Entonces, afirma Castoriadis, para el individuo social, aparece un tercer placer, no siempre consciente: el individuo puede y debe poder encontrar placer en una modificación del estado de cosas exterior a él, o en la percepción de tal estado de cosas. Queda claro pues que aquello que procura la satisfacción es la representación como tal.

Lo público y lo privado, entonces, devienen simultáneamente a partir del modelo identificatorio como uno de sus polos, encarnando este lado las significaciones imaginarias sociales que hacen concreta la institución del individuo por la sociedad; a la vez, hay un segundo polo en la “singularidad de la imaginación creadora de éste”. El sujeto será capaz, “en poco o mucho”, de superar o retomar el modelo propuesto y convertirlo/convertirse en fuente y origen “de una alteración de la institución del individuo social en su contenido específico”.

Bibliografía:

[1] Castoriadis, Cornelius (2010), La institución imaginaria de la sociedad, Tusquets, Argentina: salvo si se indica, todas las referencias son de este texto.

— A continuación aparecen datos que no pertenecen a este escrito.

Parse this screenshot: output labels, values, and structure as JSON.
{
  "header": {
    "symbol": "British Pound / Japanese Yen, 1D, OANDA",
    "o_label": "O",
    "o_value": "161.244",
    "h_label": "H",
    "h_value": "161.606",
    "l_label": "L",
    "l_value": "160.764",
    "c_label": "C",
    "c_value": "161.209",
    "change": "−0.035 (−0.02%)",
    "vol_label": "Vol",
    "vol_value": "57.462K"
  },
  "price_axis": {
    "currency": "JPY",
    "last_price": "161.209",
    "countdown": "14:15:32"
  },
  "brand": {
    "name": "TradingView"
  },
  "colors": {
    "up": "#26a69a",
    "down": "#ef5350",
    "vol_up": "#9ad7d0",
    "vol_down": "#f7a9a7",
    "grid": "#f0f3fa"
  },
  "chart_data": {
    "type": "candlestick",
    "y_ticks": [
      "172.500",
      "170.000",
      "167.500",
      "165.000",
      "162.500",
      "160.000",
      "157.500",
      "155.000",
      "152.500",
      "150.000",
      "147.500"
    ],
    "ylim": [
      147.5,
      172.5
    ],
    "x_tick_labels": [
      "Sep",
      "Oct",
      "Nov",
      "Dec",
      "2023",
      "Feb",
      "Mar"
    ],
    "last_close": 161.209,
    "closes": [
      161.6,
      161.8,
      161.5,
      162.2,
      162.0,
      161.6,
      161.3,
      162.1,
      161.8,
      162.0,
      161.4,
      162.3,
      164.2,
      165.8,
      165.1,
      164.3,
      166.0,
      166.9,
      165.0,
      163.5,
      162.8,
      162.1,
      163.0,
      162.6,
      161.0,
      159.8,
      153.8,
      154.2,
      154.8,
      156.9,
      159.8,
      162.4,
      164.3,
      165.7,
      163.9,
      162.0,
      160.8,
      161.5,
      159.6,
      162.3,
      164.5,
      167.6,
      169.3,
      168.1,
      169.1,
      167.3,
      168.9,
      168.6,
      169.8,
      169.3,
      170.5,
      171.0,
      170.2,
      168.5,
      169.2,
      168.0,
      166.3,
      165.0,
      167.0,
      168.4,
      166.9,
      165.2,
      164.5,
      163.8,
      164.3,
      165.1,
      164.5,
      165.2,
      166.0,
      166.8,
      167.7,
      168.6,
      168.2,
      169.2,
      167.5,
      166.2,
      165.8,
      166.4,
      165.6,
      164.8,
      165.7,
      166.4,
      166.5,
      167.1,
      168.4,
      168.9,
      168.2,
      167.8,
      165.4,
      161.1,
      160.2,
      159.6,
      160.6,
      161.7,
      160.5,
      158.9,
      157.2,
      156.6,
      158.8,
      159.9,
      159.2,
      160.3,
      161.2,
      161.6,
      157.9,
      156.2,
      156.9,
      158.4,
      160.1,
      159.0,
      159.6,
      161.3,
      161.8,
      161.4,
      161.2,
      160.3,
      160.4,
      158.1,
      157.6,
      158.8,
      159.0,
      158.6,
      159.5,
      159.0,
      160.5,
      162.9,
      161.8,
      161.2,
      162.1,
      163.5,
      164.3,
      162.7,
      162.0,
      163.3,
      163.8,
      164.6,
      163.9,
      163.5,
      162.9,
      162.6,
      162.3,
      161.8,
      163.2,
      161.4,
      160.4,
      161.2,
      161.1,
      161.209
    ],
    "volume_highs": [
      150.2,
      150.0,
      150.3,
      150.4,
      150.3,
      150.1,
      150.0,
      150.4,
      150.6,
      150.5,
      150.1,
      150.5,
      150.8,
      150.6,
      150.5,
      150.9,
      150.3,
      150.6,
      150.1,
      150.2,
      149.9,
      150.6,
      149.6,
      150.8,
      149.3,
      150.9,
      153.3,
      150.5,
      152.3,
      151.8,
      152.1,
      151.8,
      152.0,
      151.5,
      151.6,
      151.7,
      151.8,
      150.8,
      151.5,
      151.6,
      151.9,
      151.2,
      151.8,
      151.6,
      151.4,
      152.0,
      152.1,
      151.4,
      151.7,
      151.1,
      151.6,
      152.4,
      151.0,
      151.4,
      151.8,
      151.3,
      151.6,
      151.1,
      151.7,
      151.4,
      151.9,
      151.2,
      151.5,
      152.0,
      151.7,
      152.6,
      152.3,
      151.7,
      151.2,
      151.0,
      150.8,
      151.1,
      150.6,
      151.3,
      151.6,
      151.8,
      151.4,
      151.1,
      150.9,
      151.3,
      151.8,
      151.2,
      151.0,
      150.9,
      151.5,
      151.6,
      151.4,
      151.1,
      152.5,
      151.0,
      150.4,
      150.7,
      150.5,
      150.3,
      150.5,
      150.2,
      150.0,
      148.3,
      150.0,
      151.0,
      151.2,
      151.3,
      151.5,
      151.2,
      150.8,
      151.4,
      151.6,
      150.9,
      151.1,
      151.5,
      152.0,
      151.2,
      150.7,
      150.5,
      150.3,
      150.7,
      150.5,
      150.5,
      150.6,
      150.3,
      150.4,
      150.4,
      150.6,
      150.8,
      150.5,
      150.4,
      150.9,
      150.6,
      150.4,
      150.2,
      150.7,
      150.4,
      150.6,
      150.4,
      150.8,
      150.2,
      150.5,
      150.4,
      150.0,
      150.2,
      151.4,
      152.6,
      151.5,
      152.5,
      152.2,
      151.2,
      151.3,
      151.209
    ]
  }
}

SICA5, Sociedad instituyente y clínica de la alteridad. Un acercamiento a la obra de Cornelius Castoriadis. Resistencia, alteridad y autonomía. Quinta fase, 2015-2016, 8 de junio de 2016, 12h00m, México. LA INSTITUCIÓN IMAGINARIA DE LA SOCIEDAD[1]: OPUS MAGNUM. Responsable: Dr. Rafael Miranda Redondo. Sesión 11/15: La institución histórico social: el individuo y la cosa, págs. 487 – 494. Línea de trabajo: Autorepresentación de la mónada psíquica; origen de la representación.